O que perguntais, a causa pela
qual
afrontas me faz, eis que
esclareço:
ele tão logo sentou no trono
paterno
distribuiu privilégios entre os
Numes,
e cada qual o seu, e constituiu
o império. Dos mortais coitados
não fez conta, mas queria destruir
o gênero todo e semear outro novo.
Ninguém foi contra isso, exceto
eu,
eu ousei: livrei os mortais
de dilacerados irem ao Hades.
Por isso com tais penas me curvo,
dolorosas de sofrer, miseráveis de
ver.
Para além
do texto esquiliano, que traz um desfile de personagens dialogando com Prometeu
sobre a natureza tirânica de Zeus, numa dramaturgia da inação (muito
pertinente, visto que Prometeu está convencido de que não há o que fazer a não
ser cumprir sua pena à exaustão), o confinamento das montagens atuais pode ser
visto como a própria tirania.
É o que
faz a Núcleo Arte Ciência no Palco, que montou “Prometeu despedaçado” numa simulação de “escape game” envolvendo oito atores no papel de professores.
Diz o
diretor, Carlos Palma, acerca da dramaturgia de Flávio de Moraes:
“A ideia
desse espaço onde eles estão confinados é do Flávio. (...) Então, o espaço nos
ajuda muito a criar os personagens que existem, que estão ali, que têm vida,
mas como eles vão poder sair desse confinamento... assim como nós estamos
confinados numa sociedade que nos aprisiona dentro de preconceitos, dentro de
situações para as quais nós não encontramos saída”. Veja a entrevista. Saiba o que é o escape game.
A
atualização do mito de Prometeu para uma “sala de escape” talvez traga um
alento se pensarmos na cooperação exigida do grupo que se dispõe a esse
desafio.

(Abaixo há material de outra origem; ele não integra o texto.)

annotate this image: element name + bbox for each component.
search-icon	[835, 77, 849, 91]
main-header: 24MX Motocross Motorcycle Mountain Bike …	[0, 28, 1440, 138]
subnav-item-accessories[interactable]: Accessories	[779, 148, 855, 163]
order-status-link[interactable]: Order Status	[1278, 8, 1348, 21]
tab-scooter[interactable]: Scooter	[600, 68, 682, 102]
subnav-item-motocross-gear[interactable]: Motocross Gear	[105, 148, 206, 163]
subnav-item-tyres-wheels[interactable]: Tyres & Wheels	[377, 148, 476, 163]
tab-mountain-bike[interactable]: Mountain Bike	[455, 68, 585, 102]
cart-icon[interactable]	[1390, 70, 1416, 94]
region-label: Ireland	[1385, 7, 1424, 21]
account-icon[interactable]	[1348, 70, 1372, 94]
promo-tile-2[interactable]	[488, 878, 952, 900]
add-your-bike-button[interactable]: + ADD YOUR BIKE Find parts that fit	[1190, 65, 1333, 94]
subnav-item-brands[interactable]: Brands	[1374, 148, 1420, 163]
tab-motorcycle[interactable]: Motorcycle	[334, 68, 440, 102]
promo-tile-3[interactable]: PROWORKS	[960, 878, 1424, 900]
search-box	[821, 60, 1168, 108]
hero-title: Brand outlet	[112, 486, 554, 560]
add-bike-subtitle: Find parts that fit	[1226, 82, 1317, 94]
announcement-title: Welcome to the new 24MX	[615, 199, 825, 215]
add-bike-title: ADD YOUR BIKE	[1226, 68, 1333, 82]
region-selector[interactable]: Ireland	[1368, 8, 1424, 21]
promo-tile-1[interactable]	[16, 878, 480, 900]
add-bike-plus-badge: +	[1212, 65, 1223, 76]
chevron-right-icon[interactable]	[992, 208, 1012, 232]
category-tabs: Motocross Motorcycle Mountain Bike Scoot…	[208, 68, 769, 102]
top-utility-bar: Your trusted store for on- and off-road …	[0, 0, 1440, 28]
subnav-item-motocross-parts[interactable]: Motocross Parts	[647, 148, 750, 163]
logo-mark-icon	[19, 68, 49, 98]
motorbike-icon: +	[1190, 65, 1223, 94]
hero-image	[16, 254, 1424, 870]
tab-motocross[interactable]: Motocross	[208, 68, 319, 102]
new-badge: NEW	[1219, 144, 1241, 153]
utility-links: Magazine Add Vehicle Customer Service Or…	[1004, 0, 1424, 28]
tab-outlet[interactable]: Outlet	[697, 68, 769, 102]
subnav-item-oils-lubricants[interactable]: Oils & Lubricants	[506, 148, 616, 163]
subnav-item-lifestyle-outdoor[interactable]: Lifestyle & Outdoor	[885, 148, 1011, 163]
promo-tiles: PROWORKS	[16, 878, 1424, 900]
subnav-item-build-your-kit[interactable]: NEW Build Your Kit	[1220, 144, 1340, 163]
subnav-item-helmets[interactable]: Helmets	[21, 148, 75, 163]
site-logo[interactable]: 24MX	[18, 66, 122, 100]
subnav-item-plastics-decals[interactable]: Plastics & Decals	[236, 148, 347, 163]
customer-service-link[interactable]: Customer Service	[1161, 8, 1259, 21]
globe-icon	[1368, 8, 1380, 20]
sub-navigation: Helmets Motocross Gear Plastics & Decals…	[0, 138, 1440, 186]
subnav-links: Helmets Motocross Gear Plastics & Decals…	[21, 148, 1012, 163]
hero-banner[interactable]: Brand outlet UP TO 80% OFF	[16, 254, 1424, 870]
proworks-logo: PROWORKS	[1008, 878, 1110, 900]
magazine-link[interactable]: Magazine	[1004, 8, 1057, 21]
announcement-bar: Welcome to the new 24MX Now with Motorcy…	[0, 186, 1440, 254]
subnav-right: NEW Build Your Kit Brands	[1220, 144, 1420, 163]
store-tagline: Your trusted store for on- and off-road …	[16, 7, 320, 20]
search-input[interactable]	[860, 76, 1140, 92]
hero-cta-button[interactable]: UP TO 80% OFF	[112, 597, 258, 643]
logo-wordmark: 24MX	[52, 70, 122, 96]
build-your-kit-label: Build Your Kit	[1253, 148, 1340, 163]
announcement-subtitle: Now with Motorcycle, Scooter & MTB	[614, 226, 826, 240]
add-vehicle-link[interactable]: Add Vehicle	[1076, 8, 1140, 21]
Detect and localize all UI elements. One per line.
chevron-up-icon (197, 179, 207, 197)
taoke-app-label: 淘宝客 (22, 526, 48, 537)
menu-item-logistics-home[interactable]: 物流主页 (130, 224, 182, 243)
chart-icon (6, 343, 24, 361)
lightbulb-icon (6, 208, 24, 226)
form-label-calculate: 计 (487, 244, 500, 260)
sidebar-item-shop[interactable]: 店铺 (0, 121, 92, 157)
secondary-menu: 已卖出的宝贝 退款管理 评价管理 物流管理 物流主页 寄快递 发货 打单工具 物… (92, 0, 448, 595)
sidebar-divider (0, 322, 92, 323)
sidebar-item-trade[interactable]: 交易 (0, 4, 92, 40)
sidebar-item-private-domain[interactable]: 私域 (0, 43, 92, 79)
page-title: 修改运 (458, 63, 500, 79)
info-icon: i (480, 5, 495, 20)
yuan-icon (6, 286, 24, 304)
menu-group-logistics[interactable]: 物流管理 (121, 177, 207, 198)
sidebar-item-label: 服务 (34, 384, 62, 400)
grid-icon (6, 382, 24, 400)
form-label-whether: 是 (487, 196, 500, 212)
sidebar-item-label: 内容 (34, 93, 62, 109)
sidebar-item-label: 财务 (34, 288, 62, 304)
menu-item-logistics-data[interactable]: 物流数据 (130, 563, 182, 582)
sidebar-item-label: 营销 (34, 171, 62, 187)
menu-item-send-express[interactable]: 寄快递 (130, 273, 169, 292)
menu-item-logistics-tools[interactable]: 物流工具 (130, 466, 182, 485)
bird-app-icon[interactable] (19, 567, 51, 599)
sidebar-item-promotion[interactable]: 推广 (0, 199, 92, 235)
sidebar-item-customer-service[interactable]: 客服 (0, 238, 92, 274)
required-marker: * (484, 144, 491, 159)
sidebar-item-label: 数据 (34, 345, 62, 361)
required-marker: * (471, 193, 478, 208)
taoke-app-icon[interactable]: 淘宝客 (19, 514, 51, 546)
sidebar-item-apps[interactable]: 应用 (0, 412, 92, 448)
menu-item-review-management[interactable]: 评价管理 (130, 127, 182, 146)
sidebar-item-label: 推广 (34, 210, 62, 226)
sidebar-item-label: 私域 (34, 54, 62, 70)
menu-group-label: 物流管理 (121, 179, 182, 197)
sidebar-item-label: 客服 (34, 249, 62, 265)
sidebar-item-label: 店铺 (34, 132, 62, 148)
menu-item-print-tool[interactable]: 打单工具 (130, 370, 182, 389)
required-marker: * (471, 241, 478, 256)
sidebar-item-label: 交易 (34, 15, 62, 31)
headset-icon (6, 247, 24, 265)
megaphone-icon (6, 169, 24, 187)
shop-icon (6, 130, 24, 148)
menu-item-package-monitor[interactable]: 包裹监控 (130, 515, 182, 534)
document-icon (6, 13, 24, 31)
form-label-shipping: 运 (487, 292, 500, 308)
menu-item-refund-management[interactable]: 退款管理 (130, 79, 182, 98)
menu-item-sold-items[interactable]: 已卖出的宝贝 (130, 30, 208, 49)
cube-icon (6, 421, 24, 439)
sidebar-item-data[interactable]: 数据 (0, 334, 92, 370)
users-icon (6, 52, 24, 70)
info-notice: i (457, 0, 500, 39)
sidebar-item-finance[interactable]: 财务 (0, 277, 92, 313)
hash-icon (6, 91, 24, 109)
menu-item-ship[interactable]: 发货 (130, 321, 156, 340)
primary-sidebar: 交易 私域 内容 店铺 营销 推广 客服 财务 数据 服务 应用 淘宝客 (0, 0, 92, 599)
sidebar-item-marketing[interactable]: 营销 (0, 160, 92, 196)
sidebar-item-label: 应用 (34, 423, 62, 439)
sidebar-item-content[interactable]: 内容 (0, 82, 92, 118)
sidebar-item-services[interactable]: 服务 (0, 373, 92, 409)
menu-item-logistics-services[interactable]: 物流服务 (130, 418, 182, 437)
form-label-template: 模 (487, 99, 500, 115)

De posse do poder do conhecimento concedido por Prometeu, o que pode o
homem? Coletivamente, reintegrando as informações fragmentadas de um mundo
complexo, escapar da tirania, do confinamento?
As
montagens do mito de Prometeu ao longo do ano, todas em São Paulo:
Prometeu acorrentado (inédito)
Prometeu despedaçado (inédito)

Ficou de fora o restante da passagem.